10月31日、お昼頃に京都に着きました。

気合いが入っとらんの。

いつもは朝一番の新幹線なので
8時半くらいには到着しています。

尾瀬から帰ってから体調がイマイチで
夜中に蕁麻疹まで出る始末。
原因は疲労とストレスらしい。
病院の薬を飲んだら良くなりましたが…


で、東京駅新幹線ホームでぼーっと電車を待っていたら
大阪方面から到着した新幹線から
ゾロゾロと降りてくる降りてくる
オレンジかぼちゃ祭りに便乗する人たち。

どこへ行くんだろう。

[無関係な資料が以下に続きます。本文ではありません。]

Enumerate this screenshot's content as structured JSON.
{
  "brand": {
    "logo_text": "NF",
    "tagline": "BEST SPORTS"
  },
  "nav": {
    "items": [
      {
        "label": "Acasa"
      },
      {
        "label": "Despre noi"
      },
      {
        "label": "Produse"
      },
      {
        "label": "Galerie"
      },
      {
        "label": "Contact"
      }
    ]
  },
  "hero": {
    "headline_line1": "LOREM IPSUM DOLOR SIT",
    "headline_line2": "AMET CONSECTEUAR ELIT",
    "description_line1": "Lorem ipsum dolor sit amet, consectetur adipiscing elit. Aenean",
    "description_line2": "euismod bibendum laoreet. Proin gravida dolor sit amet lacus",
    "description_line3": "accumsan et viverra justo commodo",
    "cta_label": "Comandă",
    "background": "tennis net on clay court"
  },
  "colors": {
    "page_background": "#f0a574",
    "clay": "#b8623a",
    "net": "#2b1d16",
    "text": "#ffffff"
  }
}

まさか渋谷?
TDLあたりかと思うけど、日本のお盆という
イベントも大事にしたほうがいいよ。

それにグループ全員で上から下まで同じ服装とメイクというのは
目立ちたいのか目立ちたくないのかよくわからない。

どうせなら、全員、空也上人のコスプレとか
魂を感じるものがいいのになあ。



空也上人を思い出してしまった。









まあ、こんなのがたくさんいたら怖いケドね。

    ↓










前置きが長くなってすみません。

京都駅に着くと当然のようにコインロッカーは満室でございまして、
しかたなく荷物を背負って東寺まで歩きました。

どこから行こうかと歩いていたら
灌頂院の特別公開が目につきました。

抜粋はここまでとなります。